Dissertation Defense - Prerna Juneja
Towards Understanding, and Defending Against Algorithmically Curated Misinformation
Abstract: Search engines and social media platforms are an indispensable part of our lives. Despite their increasing popularity, their search, ranking, and recommendation algorithms remain a black box to the users. The relevance of results produced by these search engines is driven by market factors and not by the quality of the content of those results. There is no guarantee that the information presented to people on online platforms is credible. To make matters worse, there are increasing concerns that online platforms amplify inaccurate information, making it easily accessible via search results and recommendations. My research takes a step towards understanding and designing defenses against algorithmically curated and amplified misinformation.
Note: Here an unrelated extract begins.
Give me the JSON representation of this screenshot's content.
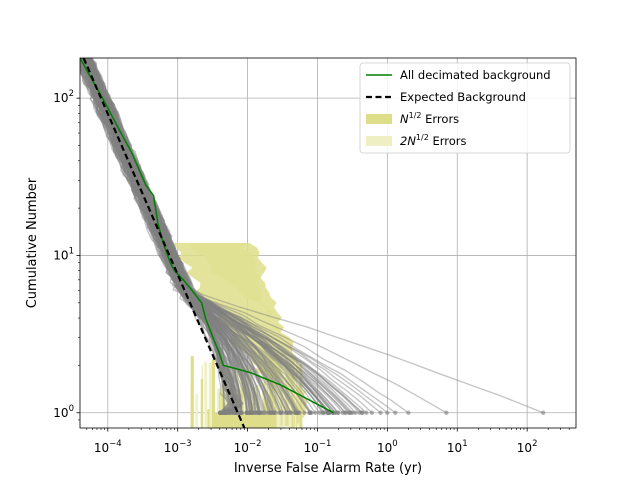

In this talk, I will first present the results of a series of algorithmic audits I performed on online platforms to determine the extent to which algorithms contribute to the spread of misinformation and under which conditions they do so. Additionally, I will discuss strategies to combat online misinformation by supporting the fact-checking process, emphasizing the importance of collaboration with fact-checkers. I will then introduce an online fact-checking system that I designed in collaboration with fact-checkers, specifically tailored to monitor misinformation on the YouTube platform. Finally, I will discuss the opportunities in the space of algorithm auditing and the various ways in which we can redress the harms caused by online algorithms.
Supervisory Committee
Chair: Tanushree Mitra, Assistant Professor, Information School
GSR: Sean Munson, Associate Professor, Department of Human Centered Design & Engineering (HCDE)
Member: Bill Howe, Associate Professor, Information School
Member: Chirag Shah, Professor, Information School
This event will be hybrid. Please note the in-person location change to MGH 258.